Tuesday, October 27, 2009

June 1991

Meeting new patients and making up their charts is one of the things in my current job that has made me realize how old my son is, that he is all grown up and all that. I've met patients, male and female, that are around his age ... a little older, a little younger.

Then the other day I had to make up a chart for a girl who was born in June 1991 as she sat in the waiting room with her 23 year-old boyfriend. I felt sick to my stomach. A full grown person with an adult life (she works and doesn't go to college) born the same month and year my son was. I HAVE MISSED EVERYTHING AND WILL NEVER, EVER HAVE IT. I don't know my son, he doesn't know me. There are no memories, no traditions, no nothing. I am not his family, I am no source of comfort and remembered love to him. If we ever do meet again, we will just be people who get to know each other. Boy did that come screaming home to me that day.

It was all I could do to make that chart and sit through the initial interview. I considered asking my coworker to do it but then thought, don't be such a coward, Jayne.
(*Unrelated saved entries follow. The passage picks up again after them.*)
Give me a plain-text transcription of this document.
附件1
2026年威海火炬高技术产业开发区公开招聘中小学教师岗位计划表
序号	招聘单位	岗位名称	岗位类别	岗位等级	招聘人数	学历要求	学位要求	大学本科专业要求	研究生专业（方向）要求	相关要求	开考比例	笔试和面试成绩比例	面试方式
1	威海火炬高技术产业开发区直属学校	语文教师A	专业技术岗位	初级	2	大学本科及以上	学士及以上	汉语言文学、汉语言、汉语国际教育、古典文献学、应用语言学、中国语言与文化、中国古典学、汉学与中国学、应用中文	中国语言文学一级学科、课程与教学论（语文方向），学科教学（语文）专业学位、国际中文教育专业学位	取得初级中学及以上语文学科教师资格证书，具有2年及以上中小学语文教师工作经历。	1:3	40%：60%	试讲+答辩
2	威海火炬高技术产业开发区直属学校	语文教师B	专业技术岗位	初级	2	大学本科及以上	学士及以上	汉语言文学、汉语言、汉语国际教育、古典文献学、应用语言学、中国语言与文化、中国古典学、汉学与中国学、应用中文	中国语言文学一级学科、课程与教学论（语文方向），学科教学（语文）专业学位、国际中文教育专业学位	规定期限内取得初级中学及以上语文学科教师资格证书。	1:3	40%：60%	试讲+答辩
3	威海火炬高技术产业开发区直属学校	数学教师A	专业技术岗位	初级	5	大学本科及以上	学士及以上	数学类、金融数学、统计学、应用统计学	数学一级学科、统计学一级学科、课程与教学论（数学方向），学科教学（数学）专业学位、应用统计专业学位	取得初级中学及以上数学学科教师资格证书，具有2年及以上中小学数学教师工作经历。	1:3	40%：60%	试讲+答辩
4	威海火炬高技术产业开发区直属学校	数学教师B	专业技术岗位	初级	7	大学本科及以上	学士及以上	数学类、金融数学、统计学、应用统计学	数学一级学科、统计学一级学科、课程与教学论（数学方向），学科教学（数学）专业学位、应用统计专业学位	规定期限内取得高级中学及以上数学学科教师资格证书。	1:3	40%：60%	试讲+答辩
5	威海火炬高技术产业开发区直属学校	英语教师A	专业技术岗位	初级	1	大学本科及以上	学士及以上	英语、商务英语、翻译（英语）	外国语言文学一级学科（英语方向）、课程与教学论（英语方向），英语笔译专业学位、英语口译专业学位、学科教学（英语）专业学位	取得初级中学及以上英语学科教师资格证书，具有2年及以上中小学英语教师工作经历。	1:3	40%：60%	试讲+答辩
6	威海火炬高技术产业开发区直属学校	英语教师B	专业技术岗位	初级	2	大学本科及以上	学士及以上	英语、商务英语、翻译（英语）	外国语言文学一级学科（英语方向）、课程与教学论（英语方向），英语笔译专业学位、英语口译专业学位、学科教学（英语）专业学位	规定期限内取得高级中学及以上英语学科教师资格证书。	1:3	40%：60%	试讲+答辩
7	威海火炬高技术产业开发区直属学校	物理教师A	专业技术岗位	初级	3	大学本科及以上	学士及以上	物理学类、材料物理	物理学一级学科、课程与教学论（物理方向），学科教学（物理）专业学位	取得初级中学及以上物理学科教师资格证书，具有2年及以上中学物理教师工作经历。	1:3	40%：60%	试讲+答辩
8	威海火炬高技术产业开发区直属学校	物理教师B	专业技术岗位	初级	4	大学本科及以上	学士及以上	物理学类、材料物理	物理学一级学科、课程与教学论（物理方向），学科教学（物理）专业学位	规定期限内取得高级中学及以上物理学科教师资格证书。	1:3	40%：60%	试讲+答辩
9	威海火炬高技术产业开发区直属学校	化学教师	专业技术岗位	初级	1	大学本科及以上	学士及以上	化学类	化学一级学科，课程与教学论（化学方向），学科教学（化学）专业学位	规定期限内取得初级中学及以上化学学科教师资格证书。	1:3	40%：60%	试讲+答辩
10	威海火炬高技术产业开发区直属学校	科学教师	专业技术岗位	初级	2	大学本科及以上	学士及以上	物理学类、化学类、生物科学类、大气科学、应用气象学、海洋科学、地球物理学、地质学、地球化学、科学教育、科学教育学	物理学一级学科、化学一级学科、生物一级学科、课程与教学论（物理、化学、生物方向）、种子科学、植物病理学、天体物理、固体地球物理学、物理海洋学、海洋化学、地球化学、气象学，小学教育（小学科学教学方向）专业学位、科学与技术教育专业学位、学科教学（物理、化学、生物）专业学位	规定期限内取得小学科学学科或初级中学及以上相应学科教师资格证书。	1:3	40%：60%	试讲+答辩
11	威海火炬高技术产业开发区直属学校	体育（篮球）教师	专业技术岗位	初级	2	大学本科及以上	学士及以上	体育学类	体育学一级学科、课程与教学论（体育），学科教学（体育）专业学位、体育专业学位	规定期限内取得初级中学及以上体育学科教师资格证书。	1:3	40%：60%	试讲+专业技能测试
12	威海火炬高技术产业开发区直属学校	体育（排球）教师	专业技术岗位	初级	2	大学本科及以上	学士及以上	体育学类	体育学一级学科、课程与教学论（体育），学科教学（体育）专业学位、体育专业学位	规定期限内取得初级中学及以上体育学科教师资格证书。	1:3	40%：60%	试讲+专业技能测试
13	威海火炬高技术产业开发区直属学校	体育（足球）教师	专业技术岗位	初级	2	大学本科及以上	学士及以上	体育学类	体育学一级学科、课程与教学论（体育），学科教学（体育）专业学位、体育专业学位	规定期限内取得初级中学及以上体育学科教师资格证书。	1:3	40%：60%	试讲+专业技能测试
I have since had to do another chart for a boy born March 1991 and did not have that same reaction. Sure I noticed 1991 and did the math and all that, but it was just as removed as someone born in 1988 when my friend had a baby that her parents made her give up for adoption. (I had moved away and learned about it later. I talked to her shortly after placing my son, but I have lost touch with her. I keep looking for her on Facebook - and elsewhere - and can't find her. Damn our custom of women changing their last names after marriage.)

June 1991 is just a trigger for me I guess. Will it get easier? Probably not.